As we progress you will have to do less and less to attract the dog back to you. I keep flapping both arms like I’m trying to fly as this is a good visual signal if the dog is too far away or I want to recall him quietly.

The exercise now needs to be built up slowly by recalling in the face of greater distractions. The secret is to try to never recall if you don’t think he’ll come back. You always have the option of going to get him or relying on the technique you relied on before to encourage him back. You need to try to control the environment until you have the control.

You need to think of every scenario you are likely to want to recall your dog and then break that scenario into easy versions and progressively more difficult versions. For instance if you want to recall your dog from other dogs then start by recalling him when the other dog is a long way off. Build up so the other dog is closer before you recall. Then once they are playing, wait until the dog gets bored and you can see they were about to stop playing anyway and then recall.

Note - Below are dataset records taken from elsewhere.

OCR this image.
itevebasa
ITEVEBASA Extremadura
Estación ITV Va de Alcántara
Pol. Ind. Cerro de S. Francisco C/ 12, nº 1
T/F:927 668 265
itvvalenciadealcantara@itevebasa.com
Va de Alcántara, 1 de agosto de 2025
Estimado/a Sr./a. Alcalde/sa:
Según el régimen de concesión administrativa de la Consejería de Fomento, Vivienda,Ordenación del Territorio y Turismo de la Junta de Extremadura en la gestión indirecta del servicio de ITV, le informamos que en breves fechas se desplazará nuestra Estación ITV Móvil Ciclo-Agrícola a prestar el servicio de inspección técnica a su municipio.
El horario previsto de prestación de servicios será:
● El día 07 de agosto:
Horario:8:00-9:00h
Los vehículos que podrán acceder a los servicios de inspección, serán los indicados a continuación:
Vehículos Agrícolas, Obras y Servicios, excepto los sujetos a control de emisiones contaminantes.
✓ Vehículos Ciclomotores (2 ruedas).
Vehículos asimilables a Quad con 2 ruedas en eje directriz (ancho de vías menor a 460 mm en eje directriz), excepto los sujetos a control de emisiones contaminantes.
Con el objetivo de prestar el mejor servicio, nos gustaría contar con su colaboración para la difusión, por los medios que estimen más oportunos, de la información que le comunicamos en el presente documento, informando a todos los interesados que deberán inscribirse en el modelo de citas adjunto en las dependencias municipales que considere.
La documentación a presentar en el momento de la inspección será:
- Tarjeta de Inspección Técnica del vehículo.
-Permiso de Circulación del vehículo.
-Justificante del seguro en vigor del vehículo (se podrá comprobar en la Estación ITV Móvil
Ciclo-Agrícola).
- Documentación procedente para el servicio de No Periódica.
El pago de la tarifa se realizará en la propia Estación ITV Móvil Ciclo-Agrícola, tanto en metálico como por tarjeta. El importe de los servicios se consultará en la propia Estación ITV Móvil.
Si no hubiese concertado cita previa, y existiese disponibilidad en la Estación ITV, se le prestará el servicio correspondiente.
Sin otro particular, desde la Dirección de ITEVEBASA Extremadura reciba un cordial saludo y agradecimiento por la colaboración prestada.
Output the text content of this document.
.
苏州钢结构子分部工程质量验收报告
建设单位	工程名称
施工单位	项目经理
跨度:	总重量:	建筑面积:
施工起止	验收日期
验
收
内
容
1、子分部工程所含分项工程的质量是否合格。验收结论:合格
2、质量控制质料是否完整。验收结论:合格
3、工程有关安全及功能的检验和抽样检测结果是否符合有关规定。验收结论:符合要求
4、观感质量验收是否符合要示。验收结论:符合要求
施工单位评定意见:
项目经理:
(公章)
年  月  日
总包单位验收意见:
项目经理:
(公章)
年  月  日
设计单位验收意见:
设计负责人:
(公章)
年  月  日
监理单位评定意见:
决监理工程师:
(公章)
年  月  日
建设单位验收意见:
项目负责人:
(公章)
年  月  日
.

Let the dog approach old dogs that you know won’t play and recall him. Eventually your recall will become so reliable that you can recall your dog whilst he is mid play session.

A good exercise to practice recall is to place the dog in a sit and throw his ball out. Release him and recall him. The majority of the time, allow him to fetch the ball but you can recall him and reward with a tugger.

You can have a helper some distance out in front of the dog and they can be as distracting as you like to encourage the dog out. Practicing recalls in this way before the chase and detain has been taught is a great way of creating that habit before the pull of the helper becomes too great.